Trust, in another culture

Today, with my mother, we saw "The Best Exotic Marigold Hotel."  It was better than I had expected. I had expected stereotypes--of the Brits and the Indians and the relationship between them--and many of those stereotypes were played out.  But it also had a Bollywood feel to it, as well as seriousness:  it was a movie full of people in their 60s and 70s faced with how to afford to live in retirement, what to do with their lives, or both.  My mother was quite sobered by the lives played by Judy Dench and Bill Nighy and other wonderful actors.

And as my mother told me, I saw different things in the film than she did.  I saw, literally, that I'd been in exactly the same place as the actors in the movie.   I saw elements of myself, a foreigner going to work in India who tried at times to put up resistance to the sensory overload and cultural difference that India is.  It reminded me how embarrassed I am that I felt that way:  that I wasn't one of those who embraced it all with positive spirit.

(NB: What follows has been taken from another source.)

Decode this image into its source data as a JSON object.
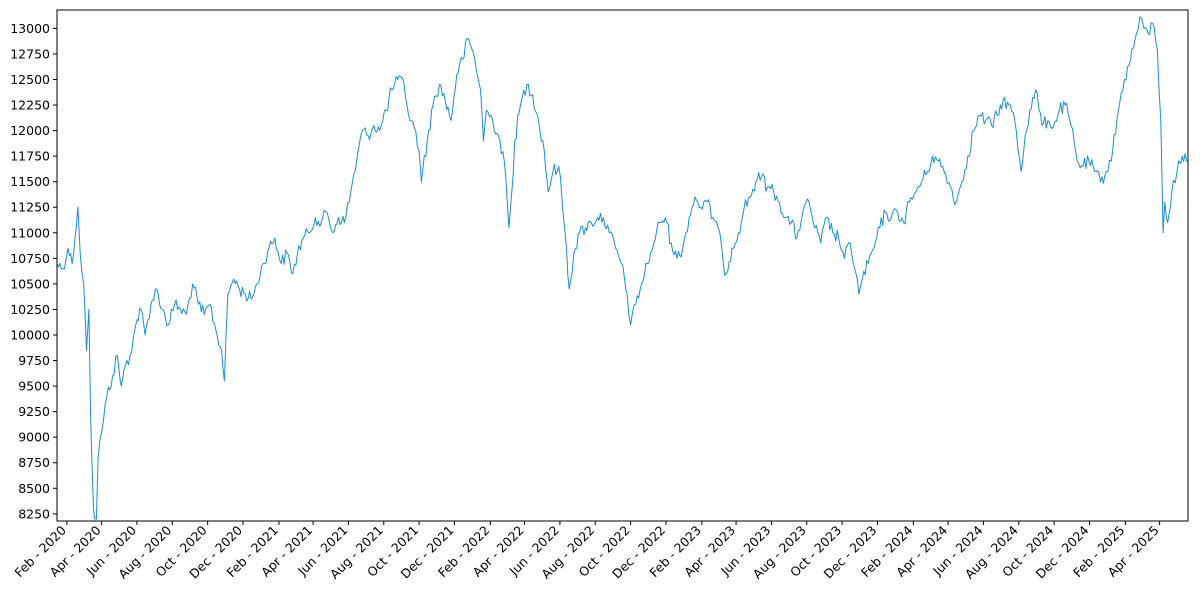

One of the characters in the film laments that she never knows what to trust, or whom to trust, in India:  the waiter tells her the milk is pasteurized when she knows he's lying; the group were given airbrushed pictures of a palatial building where they would stay, which turned out to be a falling-down grand hotel.  And I remember feeling the same way.  By the middle of my second year, I was travelling with a friend from the States during the spring break and had completely hit the wall with my cynicism:  How did I know if that shawl was really cashmere?   They were all pure cashmere, supposedly, but how could they be?

And I suppose that's the question at the heart of our journey into a new culture:  Whom do you trust?  What can you trust about it?  Is the building you're trying to find really around the corner?  Does Yes mean Yes when it's said with the speaker's head moving side to side, as if saying No?  So many layers of language and culture get in the way.

I use the example of India, but I feel it keenly in my work culture now (which is French).  And I know that anyone coming to our country, the US, must feel the same way.   We're a country, after all, that only knows one language.  What can you trust?  Whom can you trust?  How do you tell the difference?  I think the answer is complex, and lies in meeting people where they are; putting oneself in the other's shoes, to the extent you can.

How do you know whom to trust, in entering any new culture, even at home? Work culture, college culture . . .  Patience, positive or optimistic attitude, watchfulness, keen observation, trying to learn the language, somehow showing this new country you value your experience there?  All of the above?   Tell me your thoughts, because it's important.